Electronic Arts (NASDAQ:EA) published second-quarter results after the market closed on Thursday, and it paired the release with news that it will begin paying a quarterly dividend. The company will start its distribution at $0.17 per share, working out to a yield of roughly 0.6% based on the stock's current price. 

While news of fresh dividend payments might normally be welcomed by investors, the announcement arrived in conjunction with second-quarter results and guidance for the third quarter and full year that fell short of the market's expectations. EA stock saw significant sell-offs in Thursday's after-hours trading and opened up Friday's trading session down about 7%.

A video game controller on top of four hundred-dollar bills.

Image source: Getty Images.

What's next for Electronic Arts?

EA's initiation of a dividend may signal that the company is settling into a phase of slower growth -- and that it believes returning cash in the form of dividends is necessary to keep shareholders happy. Management also announced that the company intends to buy back $2.6 billion in stock over the next couple of years. This will create a catalyst for earnings per share as outstanding shares are retired, and it likely indicates that the team thinks shares are undervalued. 

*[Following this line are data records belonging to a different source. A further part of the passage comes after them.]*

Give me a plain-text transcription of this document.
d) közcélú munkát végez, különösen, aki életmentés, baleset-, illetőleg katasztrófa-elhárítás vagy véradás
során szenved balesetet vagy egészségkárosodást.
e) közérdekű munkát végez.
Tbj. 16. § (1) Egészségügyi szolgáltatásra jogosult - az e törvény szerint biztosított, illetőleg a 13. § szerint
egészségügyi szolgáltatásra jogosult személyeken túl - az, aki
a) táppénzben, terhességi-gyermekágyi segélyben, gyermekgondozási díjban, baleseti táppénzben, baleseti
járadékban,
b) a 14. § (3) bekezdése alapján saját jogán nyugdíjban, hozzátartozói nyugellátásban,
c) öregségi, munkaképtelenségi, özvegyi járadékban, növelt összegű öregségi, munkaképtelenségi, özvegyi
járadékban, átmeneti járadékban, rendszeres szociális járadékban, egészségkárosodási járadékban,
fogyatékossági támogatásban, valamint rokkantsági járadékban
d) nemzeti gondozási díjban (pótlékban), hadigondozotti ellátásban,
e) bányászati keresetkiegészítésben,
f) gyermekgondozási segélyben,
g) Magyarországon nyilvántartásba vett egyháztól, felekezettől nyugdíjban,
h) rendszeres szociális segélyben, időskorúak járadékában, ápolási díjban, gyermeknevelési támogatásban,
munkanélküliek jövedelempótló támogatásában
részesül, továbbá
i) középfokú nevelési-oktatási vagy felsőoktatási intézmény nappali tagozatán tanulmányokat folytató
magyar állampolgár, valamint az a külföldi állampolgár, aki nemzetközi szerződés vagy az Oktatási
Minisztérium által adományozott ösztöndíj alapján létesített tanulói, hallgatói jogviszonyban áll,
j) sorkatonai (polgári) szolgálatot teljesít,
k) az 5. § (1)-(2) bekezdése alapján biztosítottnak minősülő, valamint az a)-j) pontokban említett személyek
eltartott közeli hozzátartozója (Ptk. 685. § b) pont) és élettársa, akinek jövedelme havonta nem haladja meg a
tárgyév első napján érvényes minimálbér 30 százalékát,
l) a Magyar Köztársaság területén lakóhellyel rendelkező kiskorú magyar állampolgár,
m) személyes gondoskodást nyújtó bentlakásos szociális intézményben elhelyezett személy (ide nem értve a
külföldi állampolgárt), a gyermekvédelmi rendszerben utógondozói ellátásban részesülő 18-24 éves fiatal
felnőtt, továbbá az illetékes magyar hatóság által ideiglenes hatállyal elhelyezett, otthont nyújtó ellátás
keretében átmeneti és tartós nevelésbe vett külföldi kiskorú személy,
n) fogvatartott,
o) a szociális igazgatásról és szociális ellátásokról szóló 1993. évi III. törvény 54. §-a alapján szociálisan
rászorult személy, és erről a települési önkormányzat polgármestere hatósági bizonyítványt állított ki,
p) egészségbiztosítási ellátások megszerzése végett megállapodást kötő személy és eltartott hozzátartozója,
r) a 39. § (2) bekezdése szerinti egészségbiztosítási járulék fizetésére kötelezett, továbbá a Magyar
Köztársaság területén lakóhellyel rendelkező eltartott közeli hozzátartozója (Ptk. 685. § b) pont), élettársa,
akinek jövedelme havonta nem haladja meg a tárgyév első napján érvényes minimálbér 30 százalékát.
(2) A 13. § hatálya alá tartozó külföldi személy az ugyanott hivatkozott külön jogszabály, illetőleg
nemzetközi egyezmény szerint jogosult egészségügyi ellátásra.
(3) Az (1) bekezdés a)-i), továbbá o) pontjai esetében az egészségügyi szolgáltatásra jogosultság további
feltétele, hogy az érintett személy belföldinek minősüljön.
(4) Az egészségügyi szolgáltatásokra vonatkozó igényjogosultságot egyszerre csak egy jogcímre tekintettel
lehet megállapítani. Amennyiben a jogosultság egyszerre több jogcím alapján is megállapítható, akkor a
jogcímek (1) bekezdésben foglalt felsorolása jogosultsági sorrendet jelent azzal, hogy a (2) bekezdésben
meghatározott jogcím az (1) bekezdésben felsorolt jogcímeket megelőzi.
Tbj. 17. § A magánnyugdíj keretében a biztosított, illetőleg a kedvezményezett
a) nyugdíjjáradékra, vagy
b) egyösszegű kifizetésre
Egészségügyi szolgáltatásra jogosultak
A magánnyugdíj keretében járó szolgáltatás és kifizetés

In conjunction with weaker-than-anticipated sales in the second quarter and somewhat uninspiring near-term guidance, some investors are likely to be unhappy with the company's new focus on returning cash to shareholders. EA has historically fallen into the growth stock category, and the video game industry is poised for strong expansion over the long term, so there will likely be some continued scrutiny about whether paying dividends and buying back shares represent the best possible uses for the company's capital.